Всякий раз, когда в памяти возникали глаза несчастного мишки и на душе становилось совсем скверно, Фортунат прибегал к испытанному аргументу, сводившемуся к тому, что освобождение медведя было бы так же бессмысленно, как если б какая-нибудь песчинка в бескрайней пустыне перевернулась случайно на другой бок. «А собственно, что не бессмысленно было в жизни моей? — задумался он, окидывая мысленным взором прожитые годы. — Грыз гранит науки и света белого не видел, создавая машины, делал мертвые механизмы, которые давным-давно превратились в груду ржавого металла, и не замечал, как страдают другие, не помогал им, чтобы хоть они могли радоваться белому свету, — в общем, трудился не покладая рук, внося свою лепту в дело Великой бессмысленности».
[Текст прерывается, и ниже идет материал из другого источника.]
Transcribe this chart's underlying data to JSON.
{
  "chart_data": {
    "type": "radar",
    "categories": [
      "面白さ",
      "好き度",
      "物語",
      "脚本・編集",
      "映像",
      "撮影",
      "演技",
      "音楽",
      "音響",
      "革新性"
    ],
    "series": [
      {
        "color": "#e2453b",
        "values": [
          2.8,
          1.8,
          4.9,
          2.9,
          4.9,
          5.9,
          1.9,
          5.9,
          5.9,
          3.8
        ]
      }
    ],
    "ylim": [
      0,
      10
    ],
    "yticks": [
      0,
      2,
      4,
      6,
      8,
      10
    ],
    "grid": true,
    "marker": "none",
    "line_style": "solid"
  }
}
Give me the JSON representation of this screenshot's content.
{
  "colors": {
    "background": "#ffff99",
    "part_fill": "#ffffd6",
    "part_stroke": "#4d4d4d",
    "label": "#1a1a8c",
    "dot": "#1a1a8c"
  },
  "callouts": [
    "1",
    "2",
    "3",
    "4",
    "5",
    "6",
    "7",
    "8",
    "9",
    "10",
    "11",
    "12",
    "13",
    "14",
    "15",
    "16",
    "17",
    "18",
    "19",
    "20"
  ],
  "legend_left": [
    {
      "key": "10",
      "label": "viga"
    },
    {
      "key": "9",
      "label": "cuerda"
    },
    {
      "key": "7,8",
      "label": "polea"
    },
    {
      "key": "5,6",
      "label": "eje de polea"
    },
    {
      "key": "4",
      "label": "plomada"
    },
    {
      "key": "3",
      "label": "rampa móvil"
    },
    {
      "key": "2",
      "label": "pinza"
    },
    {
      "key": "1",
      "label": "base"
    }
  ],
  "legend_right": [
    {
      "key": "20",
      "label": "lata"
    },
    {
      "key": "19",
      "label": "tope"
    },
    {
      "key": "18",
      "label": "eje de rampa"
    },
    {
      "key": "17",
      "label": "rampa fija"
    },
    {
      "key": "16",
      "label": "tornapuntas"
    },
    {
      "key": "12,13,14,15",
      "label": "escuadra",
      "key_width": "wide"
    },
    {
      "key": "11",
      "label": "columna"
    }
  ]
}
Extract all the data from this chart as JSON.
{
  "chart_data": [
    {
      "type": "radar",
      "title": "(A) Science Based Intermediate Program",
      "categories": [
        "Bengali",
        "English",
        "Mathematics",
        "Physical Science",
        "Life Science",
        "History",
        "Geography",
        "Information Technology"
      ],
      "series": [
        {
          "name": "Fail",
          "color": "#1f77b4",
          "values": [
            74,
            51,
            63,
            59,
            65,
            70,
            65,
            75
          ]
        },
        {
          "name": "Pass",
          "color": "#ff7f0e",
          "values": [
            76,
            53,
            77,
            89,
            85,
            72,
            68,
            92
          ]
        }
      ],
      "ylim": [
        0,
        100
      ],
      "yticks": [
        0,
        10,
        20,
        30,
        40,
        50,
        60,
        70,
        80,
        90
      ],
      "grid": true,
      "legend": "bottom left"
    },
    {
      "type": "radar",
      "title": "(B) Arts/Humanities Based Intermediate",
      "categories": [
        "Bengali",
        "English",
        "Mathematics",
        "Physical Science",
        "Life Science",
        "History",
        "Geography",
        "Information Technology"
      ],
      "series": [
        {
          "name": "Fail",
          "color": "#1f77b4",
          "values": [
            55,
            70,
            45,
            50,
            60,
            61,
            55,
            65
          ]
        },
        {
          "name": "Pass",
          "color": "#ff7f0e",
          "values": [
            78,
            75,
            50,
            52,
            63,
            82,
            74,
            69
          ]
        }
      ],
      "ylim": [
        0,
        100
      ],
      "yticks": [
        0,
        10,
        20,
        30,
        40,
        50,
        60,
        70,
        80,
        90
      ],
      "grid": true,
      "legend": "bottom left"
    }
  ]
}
Фортунат с трудом прокладывал себе путь в напирающей
толпе; выйдя на свободное место, подозвал извозчика и велел ехать за город: от внезапной тоски по упущенному когда-то солнечному свету заныло под сердцем...
Колеса с невыносимой медлительностью скрежетали по мостовой, а багровеющее светило уже клонилось за горизонт; в нетерпении он хотел было раздраженно прикрикнуть на своего флегматичного возницу, но вовремя сдержался.
Наконец перед ним простерлась сочная зелень убегающих в бесконечность равнин, педантично разграфленных в клетку коричневыми, идеально ровными линиями каналов, по зеленеющим квадратикам были разбросаны тысячи пятнистых коров, у каждой на спине, как защита от вечернего холода, лежал матрац, а меж ними неторопливо копошились голландские крестьянки в белых чепцах, с медными барашками накрученных на уши кос и с сияющими чистотой подойниками в руках — эта мирная картина казалась неверным отражением в огромном бледно-голубом мыльном пузыре, и тощие ветряные мельницы с их черными крестообразными крыльями выделялись на зыбком и эфемерном фоне как первые зловещие предвестники надвигающейся вечной ночи.